During the Kerch-Feodosiya Operation, Krasny Krym sailed into the harbor of Feodosiya on 29 December 1941 and disembarked reinforcements and provided gunfire support for Soviet troops already ashore. She was hit eleven times by Axis artillery and mortar fire in retaliation. Between 15 and 21 January 1942, she landed the bulk of the 266th Mountain Regiment at Sudak and reinforced them with 1576 troops of the 544th Rifle Regiment between 23 and 26 January. During the following months Krasny Krym brought in reinforcements for the garrison of Sevastopol and evacuated the wounded, sometimes bombarding German positions en route, her last such mission being on 3 June 1942, after the Germans had already launched the attack that would force the city to surrender in July. She was awarded the Guards title on 18 June in recognition of her performance.

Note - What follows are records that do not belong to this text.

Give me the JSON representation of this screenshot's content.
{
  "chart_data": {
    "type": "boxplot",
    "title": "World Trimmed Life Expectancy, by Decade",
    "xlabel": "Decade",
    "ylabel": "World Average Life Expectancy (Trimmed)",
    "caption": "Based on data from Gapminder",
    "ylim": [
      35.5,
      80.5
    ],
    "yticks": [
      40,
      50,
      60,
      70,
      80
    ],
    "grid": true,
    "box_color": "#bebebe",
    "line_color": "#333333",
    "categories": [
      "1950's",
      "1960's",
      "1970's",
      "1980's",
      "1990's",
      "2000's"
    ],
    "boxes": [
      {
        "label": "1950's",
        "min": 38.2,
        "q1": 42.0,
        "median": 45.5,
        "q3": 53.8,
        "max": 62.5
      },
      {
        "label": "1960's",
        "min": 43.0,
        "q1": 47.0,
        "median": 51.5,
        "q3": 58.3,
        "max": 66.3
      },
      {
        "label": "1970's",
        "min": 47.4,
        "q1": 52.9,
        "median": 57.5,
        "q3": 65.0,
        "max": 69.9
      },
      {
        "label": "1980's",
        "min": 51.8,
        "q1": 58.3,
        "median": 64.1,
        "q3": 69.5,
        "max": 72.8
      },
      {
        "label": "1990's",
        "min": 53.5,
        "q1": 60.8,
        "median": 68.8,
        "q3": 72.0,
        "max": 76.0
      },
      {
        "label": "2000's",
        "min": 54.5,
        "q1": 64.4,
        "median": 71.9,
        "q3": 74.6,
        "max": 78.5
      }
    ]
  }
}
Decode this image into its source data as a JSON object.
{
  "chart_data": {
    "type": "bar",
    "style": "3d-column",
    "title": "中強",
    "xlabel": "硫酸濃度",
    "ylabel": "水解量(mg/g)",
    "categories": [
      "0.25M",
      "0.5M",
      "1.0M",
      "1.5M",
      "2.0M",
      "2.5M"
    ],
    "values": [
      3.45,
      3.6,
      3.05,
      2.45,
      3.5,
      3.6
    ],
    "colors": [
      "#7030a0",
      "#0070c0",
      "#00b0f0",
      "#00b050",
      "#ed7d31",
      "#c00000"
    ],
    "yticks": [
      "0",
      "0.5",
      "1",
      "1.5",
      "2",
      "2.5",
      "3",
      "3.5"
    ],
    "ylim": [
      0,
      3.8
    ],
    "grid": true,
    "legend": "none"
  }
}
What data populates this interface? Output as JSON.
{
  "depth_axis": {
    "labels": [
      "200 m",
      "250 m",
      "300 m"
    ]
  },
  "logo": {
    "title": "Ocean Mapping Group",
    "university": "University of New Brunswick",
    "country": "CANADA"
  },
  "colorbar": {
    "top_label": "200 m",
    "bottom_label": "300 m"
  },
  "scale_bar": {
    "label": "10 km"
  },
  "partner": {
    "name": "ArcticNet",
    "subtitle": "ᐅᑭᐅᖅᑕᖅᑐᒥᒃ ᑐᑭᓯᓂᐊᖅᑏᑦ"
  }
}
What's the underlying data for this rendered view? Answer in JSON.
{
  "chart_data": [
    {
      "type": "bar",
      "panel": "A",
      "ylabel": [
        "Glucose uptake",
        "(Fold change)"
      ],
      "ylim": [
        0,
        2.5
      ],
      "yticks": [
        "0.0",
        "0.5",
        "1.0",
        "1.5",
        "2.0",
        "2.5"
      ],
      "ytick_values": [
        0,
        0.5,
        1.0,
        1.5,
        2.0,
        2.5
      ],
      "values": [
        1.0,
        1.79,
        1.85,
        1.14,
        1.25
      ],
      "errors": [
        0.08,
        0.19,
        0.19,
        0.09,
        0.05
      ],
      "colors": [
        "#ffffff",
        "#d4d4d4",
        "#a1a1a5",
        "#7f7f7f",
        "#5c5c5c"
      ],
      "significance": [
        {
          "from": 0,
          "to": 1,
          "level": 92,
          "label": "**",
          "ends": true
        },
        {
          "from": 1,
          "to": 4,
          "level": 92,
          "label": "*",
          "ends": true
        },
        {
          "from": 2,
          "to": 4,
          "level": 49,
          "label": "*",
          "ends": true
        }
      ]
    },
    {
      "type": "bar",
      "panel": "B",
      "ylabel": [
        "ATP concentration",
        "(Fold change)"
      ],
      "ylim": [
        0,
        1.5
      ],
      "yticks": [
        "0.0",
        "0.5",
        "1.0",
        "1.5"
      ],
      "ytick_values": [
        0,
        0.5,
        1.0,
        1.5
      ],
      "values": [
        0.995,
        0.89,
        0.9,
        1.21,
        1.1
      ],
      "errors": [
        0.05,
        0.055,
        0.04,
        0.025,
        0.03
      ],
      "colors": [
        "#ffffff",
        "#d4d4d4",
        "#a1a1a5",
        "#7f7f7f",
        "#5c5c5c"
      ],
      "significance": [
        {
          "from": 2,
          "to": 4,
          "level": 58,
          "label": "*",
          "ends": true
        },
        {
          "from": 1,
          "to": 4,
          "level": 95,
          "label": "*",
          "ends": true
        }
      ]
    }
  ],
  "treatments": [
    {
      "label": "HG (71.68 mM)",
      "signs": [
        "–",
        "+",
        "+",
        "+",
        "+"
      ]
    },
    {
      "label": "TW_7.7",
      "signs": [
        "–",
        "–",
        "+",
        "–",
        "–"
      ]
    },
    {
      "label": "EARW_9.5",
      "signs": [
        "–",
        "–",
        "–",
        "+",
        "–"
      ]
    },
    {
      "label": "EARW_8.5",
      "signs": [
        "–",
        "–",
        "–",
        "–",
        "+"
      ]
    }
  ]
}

Krasny Krym and the destroyer Nezamozhnik evacuated 2000 men from Novorossisk to Batumi between 9–12 August, a regiment of the 32nd Guards Rifle Division on 12–13 August and a further 1,850 men and 60 tons of supplies on 16–17 August 1942. Between 8–11 September Krasny Krym and several destroyers ferried the 137th and 145th Rifle Regiments along with the 3rd Naval Rifle Brigade from Poti to Tuapse and Gelendzhik. Between 20 and 23 October Krasny Krym, her half-sister , and three destroyers ferried 12,600 men of the 8th, 9th and 10th Guards Rifle Brigades from Poti to Tuapse to reinforce the defenses there. Krasny Krym, two destroyers and a number of minesweepers transported the 9th Mountain Rifle Division from Batumi to Tuapse from 1–10 December 1942. On the night of 4 February 1943 the Soviets made a series of amphibious landings to the west of Novorossisk, behind German lines. Krasny Krym, Krasny Kavkaz, and three destroyers provided fire support for the main landing, but the Soviet troops there were wiped out by 6 February, although one secondary landing was successful. The loss of three destroyers attempting to interdict the German evacuation of the Taman Bridgehead on 6 October 1943 caused Stalin to forbid the deployment of large naval units without his express permission and this meant the end of Krasny Kryms active participation in the war.

==Post-war career==
The ship was reclassified as a training ship in 1954. On 7 May 1957, she was redesignated as Experimental Ship OS-20 and then reclassified on 18 March 1959 as Floating Barracks PKZ-144 before being scrapped in July 1959.